At the last census, the East Midlands had the highest proportion of cohabiting couple households of any of the regions in England and Wales (11 per cent). The East Midlands is also the only region where the average number of cars and vans per household has remained the same between 2001 and 2011 (it increased elsewhere). Oddly, the traffic increase on major roads over more or less the same period is higher than average. Perhaps East Midlanders have just taken to driving more.

Here's the ONS's handy guide to the region:

Anyway, let's have a look at the seats:

As usual, I have put together a Conservative battleground (largely because the constituency odds on the Conservative side generally compare a bit more favourably with the odds on the Conservatives getting an overall majority or being largest party, as compared with the Labour counterpart odds) with a selection of other seat markets at the end.  As previously, the third column reflects the effect on the majority in Labour/Conservative marginals that would be had by allocating a quarter of the 2010 Lib Dem vote to Labour (the figure is derived by assuming that half will leave the Lib Dems and that these will break for Labour rather than the Conservatives in a 3:1 proportion).

Observations? Well, first of all, the Lib Dems are an irrelevance. On paper they look competitive in two seats (Ashfield and Chesterfield). In practice, Labour should hold both of these seats very comfortably indeed - in this region at least the Lib Dems will be the un-credible shrinking party.

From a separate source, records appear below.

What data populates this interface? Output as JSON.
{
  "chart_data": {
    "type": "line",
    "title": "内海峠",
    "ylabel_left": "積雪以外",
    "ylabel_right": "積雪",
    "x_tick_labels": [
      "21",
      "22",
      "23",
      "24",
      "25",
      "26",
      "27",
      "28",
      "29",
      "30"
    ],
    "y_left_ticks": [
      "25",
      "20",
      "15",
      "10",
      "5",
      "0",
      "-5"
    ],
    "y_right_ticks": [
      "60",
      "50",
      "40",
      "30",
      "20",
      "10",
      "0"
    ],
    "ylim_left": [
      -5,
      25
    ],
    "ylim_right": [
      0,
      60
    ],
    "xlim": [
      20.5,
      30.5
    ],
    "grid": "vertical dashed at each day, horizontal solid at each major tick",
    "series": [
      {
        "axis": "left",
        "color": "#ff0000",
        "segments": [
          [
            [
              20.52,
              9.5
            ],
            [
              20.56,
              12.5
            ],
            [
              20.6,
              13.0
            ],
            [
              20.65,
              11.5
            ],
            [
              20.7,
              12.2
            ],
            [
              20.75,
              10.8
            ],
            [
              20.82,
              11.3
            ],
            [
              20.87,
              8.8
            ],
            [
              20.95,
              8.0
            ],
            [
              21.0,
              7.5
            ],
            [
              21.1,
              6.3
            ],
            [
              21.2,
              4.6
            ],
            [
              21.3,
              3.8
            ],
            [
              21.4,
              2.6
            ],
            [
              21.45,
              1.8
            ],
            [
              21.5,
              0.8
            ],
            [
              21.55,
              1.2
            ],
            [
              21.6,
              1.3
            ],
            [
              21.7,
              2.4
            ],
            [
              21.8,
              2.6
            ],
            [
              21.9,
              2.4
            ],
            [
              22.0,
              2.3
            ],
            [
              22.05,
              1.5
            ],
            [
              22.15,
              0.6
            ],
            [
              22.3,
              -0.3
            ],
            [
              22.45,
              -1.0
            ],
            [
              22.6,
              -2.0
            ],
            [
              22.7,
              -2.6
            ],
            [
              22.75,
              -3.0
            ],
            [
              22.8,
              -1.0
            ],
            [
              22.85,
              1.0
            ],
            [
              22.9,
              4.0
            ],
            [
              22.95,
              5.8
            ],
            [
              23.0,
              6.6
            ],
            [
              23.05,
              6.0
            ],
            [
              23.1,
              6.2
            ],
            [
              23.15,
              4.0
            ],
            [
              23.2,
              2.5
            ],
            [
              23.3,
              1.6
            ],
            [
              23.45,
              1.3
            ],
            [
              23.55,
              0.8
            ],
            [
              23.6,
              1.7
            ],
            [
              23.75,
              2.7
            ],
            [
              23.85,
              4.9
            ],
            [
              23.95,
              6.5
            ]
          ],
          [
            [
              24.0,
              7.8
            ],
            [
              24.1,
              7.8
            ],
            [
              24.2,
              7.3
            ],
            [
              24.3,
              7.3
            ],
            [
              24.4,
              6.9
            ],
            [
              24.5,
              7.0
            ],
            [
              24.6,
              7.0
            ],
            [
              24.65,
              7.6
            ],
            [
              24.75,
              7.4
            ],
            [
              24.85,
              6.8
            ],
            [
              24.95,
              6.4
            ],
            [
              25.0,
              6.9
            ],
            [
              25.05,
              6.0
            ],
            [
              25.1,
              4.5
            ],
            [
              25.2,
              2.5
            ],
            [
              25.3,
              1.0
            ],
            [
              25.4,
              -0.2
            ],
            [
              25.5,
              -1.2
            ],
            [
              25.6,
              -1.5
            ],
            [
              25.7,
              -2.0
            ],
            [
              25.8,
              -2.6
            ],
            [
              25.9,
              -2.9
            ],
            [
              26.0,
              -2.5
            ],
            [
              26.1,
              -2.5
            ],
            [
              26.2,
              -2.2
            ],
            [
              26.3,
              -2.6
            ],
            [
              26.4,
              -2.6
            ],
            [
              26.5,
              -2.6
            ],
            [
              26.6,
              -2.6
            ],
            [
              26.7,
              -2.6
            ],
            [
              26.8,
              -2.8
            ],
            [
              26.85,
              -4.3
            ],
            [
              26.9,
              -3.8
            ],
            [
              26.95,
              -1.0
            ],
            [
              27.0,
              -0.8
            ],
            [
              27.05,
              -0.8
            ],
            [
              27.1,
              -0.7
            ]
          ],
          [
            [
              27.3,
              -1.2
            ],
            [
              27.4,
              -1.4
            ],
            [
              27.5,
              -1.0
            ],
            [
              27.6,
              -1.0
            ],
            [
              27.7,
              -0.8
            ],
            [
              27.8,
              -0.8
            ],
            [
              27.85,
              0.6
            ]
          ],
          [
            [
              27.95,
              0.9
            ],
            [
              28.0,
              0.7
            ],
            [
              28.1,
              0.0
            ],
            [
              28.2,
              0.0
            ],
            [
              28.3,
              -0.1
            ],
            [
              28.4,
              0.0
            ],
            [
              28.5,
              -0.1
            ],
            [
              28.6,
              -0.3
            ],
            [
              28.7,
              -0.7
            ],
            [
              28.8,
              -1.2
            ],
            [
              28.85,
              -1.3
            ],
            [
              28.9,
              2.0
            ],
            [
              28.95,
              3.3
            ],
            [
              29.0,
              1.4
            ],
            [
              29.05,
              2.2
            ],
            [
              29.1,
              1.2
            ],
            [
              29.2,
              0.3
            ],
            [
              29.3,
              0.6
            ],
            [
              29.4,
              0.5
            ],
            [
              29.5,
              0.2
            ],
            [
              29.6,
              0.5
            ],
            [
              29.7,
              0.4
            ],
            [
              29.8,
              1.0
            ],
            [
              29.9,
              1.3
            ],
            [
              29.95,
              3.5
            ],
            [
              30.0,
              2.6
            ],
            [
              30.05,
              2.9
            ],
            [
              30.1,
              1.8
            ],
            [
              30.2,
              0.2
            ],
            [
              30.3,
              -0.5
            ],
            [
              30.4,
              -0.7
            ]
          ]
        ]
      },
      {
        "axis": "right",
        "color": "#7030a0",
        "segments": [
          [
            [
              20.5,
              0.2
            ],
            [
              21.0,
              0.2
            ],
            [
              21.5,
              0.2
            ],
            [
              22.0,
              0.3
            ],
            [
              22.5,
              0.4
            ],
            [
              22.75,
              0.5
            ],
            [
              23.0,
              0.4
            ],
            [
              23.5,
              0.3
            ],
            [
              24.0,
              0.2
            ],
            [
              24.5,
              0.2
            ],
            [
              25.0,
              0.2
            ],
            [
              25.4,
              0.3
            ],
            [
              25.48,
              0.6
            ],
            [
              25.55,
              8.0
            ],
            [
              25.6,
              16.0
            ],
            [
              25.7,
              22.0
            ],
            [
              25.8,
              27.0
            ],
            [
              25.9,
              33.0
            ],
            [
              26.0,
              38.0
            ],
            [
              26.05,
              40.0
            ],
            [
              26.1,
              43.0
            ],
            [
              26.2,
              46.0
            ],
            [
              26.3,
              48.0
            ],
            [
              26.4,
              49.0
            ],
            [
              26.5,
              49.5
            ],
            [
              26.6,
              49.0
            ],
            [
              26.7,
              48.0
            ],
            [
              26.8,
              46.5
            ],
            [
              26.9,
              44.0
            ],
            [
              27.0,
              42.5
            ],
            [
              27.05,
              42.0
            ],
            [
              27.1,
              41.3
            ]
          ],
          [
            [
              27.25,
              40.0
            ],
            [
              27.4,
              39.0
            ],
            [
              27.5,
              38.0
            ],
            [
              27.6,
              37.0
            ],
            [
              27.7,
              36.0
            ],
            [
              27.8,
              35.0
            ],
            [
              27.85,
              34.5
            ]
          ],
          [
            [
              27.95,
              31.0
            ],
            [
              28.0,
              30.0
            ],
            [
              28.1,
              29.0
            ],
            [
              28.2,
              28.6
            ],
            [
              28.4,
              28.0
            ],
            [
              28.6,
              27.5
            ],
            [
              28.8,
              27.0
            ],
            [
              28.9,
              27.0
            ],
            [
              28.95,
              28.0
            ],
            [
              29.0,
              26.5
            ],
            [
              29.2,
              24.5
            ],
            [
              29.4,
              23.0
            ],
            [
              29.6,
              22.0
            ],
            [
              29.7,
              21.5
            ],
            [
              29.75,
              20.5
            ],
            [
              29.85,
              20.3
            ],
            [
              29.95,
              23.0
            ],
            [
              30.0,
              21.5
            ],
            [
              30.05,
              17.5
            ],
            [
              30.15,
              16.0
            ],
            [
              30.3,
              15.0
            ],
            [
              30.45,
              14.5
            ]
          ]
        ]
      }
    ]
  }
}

The 2/9 on Labour in Ashfield is a sound if undynamic bet.  A 22% return in a year is not to be sneezed at.

I don't think it's yet fully appreciated how far the Lib Dems look set to be driven out of central England.  It's quite plausible that the Lib Dems will have no MPs inside an area bounded by Bermondsey & Old Southwark, Cambridge, Sheffield Hallam, Hazel Grove and Cheltenham.   On a bad night, the Lib Dem free zone could be substantially larger.

UKIP are short-priced in Louth & Horncastle and Boston & Skegness (both Saxon Shore seats), but elsewhere are no shorter than 16/1. There may be good UKIP bets among the longshots here, but if there are I haven't spotted them. I'd steer clear of South Northamptonshire and Daventry though - their local authority has the highest employment rates in the country. It's hard to imagine many residents in fear for their jobs as a result of immigration in those constituencies.

The bulk of the seats are, essentially, the type of Labour/Conservative battlegrounds that once upon a time spread across the entire country. Given Nottingham's good growth record, pocketbook concerns may mean that the Conservatives do relatively better here than elsewhere. The 9/1 on the blues in Nottingham South might be an adventurous longshot. Perhaps more sensibly, the 5/1 on the Conservatives in Sherwood is worth a flutter: a first time incumbent in a seat that adjoins Nottingham might be more resilient than one might expect. It certainly looks a better bet than the 7/2 on the Conservatives in Broxtowe, which is a seat with many of the same features and a substantially identical majority.

On the other side of the fence, Labour at 8/11 in Northampton North still looks good value. There's a huge Lib Dem vote to squeeze. By comparison, Erewash requires a bigger swing, has fewer Lib Dems to squeeze and Labour are 1/2 there.